As Chief Justice Marshall wrote, "the very essence of civil liberty certainly consists in the right of every individual to claim the protection of the laws, whenever he receives an injury." Marbury v. Madison, 5 U.S. (1 Cranch) 137, 163, 2 L. Ed. 60 (1803). Stroback, 674 A.2d at 261-62.
The chronology of events in all these cases can be summarized as follows:
(1) a legitimate cause of action ensued;
(2) before the cause of action ended, the General Assembly enacted legislation that either retroactively eliminated the cause of action altogether or affected the law in force at the time the action arose;
(3) the retroactive legislation was either invalidated as running afoul of Article 1, Section 11 or held not to apply to the commenced cause of action.
Importantly, the underlying theme in all of these cases is that there was something systemically and inherently wrong with a state legislature interfering with a cause of action that had commenced.
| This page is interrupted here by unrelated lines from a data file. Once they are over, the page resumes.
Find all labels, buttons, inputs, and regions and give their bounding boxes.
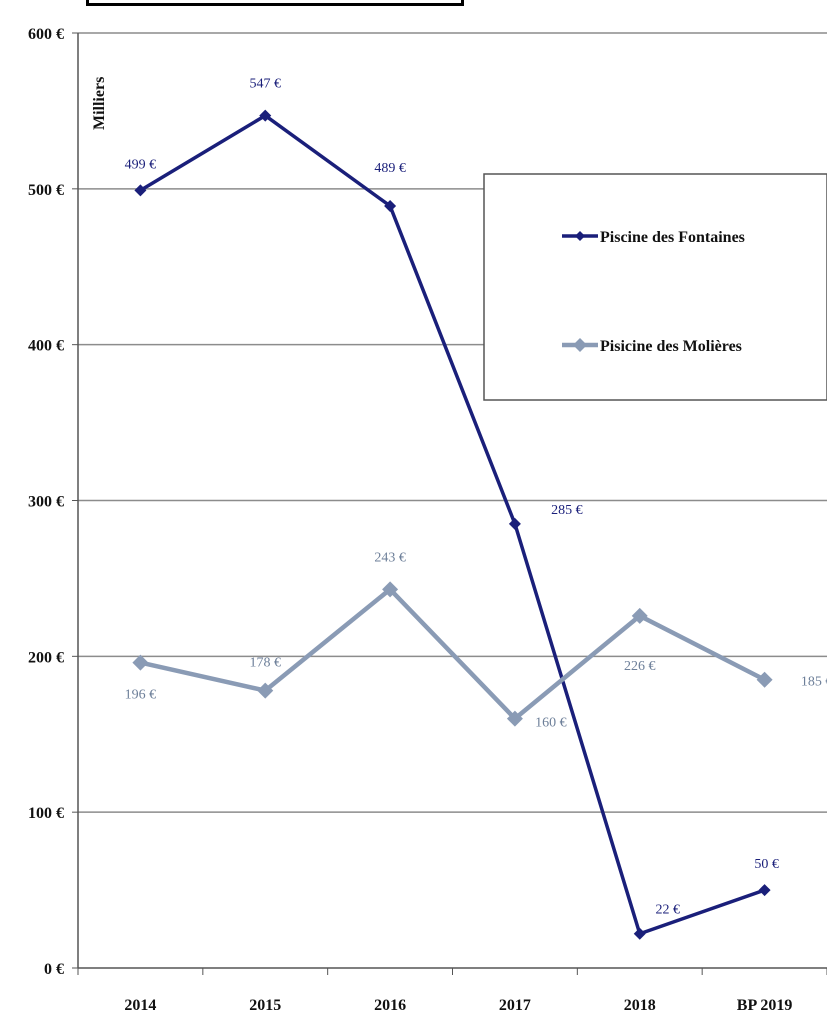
legend: Piscine des Fontaines Pisicine des Molièr…	[483, 173, 827, 401]
data-label: 160 €	[535, 716, 567, 731]
data-label: 499 €	[125, 157, 157, 172]
data-point-marker	[382, 581, 399, 598]
legend-box	[483, 173, 827, 401]
data-label: 285 €	[551, 503, 583, 518]
x-tick-label: 2018	[624, 997, 656, 1014]
y-tick-label: 0 €	[44, 961, 64, 978]
data-point-marker	[132, 654, 149, 671]
data-label: 185 €	[801, 675, 827, 690]
legend-entry-label: Piscine des Fontaines	[600, 229, 745, 246]
x-tick-label: 2015	[249, 997, 281, 1014]
data-point-marker	[257, 682, 274, 699]
legend-swatch-marker	[573, 338, 587, 352]
series-line	[139, 587, 766, 721]
data-point-marker	[259, 109, 272, 122]
data-label: 22 €	[656, 903, 681, 918]
series-line	[139, 113, 766, 936]
title-box-fragment	[86, 0, 464, 6]
data-point-marker	[633, 927, 646, 940]
data-labels: 499 € 547 € 489 € 285 € 22 € 50 € 196 € 178 € 24…	[125, 77, 827, 918]
data-label: 226 €	[624, 659, 656, 674]
y-tick-label: 500 €	[28, 182, 64, 199]
data-point-marker	[134, 184, 147, 197]
data-point-marker	[506, 710, 523, 727]
series	[132, 109, 773, 940]
data-label: 196 €	[125, 688, 157, 703]
legend-entry-label: Pisicine des Molières	[600, 338, 742, 355]
axes: 0 € 100 € 200 € 300 € 400 € 500 € 600 € Millier…	[28, 26, 827, 1014]
x-tick-label: 2016	[374, 997, 406, 1014]
data-point-marker	[631, 607, 648, 624]
data-label: 243 €	[374, 550, 406, 565]
data-point-marker	[756, 671, 773, 688]
data-point-marker	[508, 517, 521, 530]
data-label: 547 €	[250, 77, 282, 92]
y-tick-label: 200 €	[28, 649, 64, 666]
gridlines	[78, 32, 827, 813]
x-tick-label: BP 2019	[737, 997, 793, 1014]
y-tick-label: 100 €	[28, 805, 64, 822]
y-tick-label: 600 €	[28, 26, 64, 43]
y-tick-label: 300 €	[28, 494, 64, 511]
unit-label: Milliers	[91, 77, 108, 130]
data-label: 178 €	[250, 656, 282, 671]
data-label: 50 €	[754, 857, 779, 872]
data-point-marker	[384, 199, 397, 212]
legend-swatch-marker	[575, 231, 585, 241]
data-label: 489 €	[374, 161, 406, 176]
x-tick-label: 2014	[124, 997, 156, 1014]
y-tick-label: 400 €	[28, 338, 64, 355]
data-point-marker	[758, 884, 771, 897]
x-tick-label: 2017	[499, 997, 531, 1014]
As those cases illustrate, a cause of action is a snapshot of the facts and law that exist at the time the controversy began until the time it finally ceases.
It must be viewed in a legal "bubble" and decided based on the law and the facts as they existed at the time the lawsuit commenced without interference by subsequent acts of the General Assembly.
Should the legislature interfere with accrued causes of action, then the legislature, not the judiciary, becomes the arbiter of private disputes.